You may also find something in a term paper that sounds familiar. Keep copies of previous term papers, just in case you run across one that has been resubmitted or plagiarized by another student.
The University of Alberta does not subscribe to any of the plagiarism detection services but there are other ways to detect plagiarism from a website. Once you suspect misuse of a website, the easiest way to check it is to type a suspect phrase (in quotation marks to find the exact phrase) into a search engine like Google. Start with concise but distinctive phrases rather than an entire sentence or paragraph. Be alert to the possibility that some websites also include plagiarized material.
If you opt to use a text-matching software to detect plagiarism in student work, be aware that that use must be FOIPP compliant. There are also intellectual property and pedagogical implications that should be considered. If you use a software package that stores student work in a database, you must also provide an opportunity for students to opt out. See the Report on the Use of Text-Matching Software for Detecting Plagiarism in Student Work.
 Harris, Robert A. (2001). The Plagiarism Handbook. Los Angeles: Pyrczak Publishing.

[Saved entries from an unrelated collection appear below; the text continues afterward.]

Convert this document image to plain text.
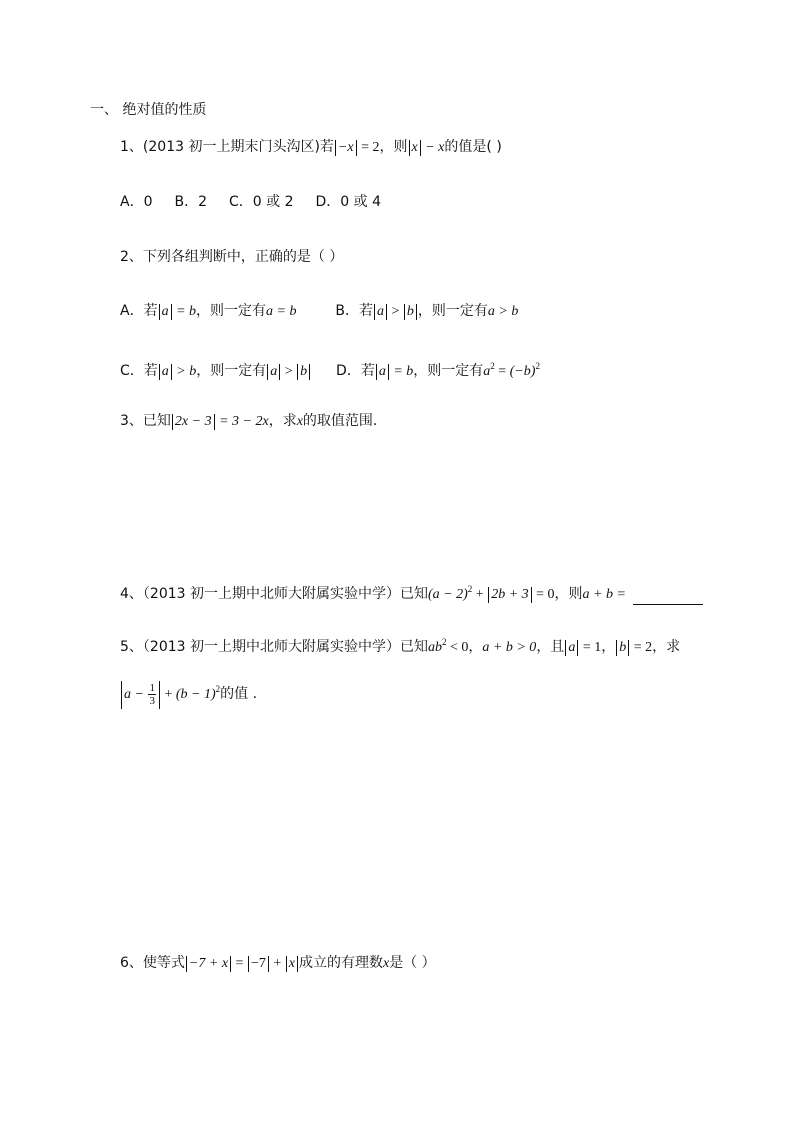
一、 绝对值的性质
1、(2013 初一上期末门头沟区)若 −x = 2，则 x − x的值是( )
A．0 B．2 C．0 或 2 D．0 或 4
2、下列各组判断中，正确的是（ ）
A．若 a = b，则一定有a = b	B．若 a > b ，则一定有a > b
C．若 a > b，则一定有 a > b D．若 a = b，则一定有$a^2 = (-b)^2$
3、已知 2x − 3 = 3 − 2x，求x的取值范围.
4、（2013 初一上期中北师大附属实验中学）已知$(a - 2)^2 + 2b + 3 = 0$，则a + b =
5、（2013 初一上期中北师大附属实验中学）已知$ab^2 < 0$，a + b > 0，且 a = 1， b = 2，求
$a - \frac{1}{3} + (b - 1)^2$的值 .
6、使等式 −7 + x = −7 + x 成立的有理数x是（ ）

Deterrence is always better than detection. Let students know specifically what you expect on labs and assignments concerning group work or collaboration on assignments. If you allow collaboration, how much is acceptable? At what point does it cross the line into plagiarism, cheating, or participation in an offence?
It's a good idea, if possible, to photocopy or digitally scan assignments before you hand them back. In the unlikely event that a student changes answers and resubmits the assignment for extra marks, you can compare the photocopy to the assignment to be sure nothing was altered (i.e. Misrepresentation of Facts).
Detecting inappropriate collaboration may be as simple as noting that two or more assignments contain similar or identical responses, especially in terms of diction, formatting or unusual formulations or mistakes.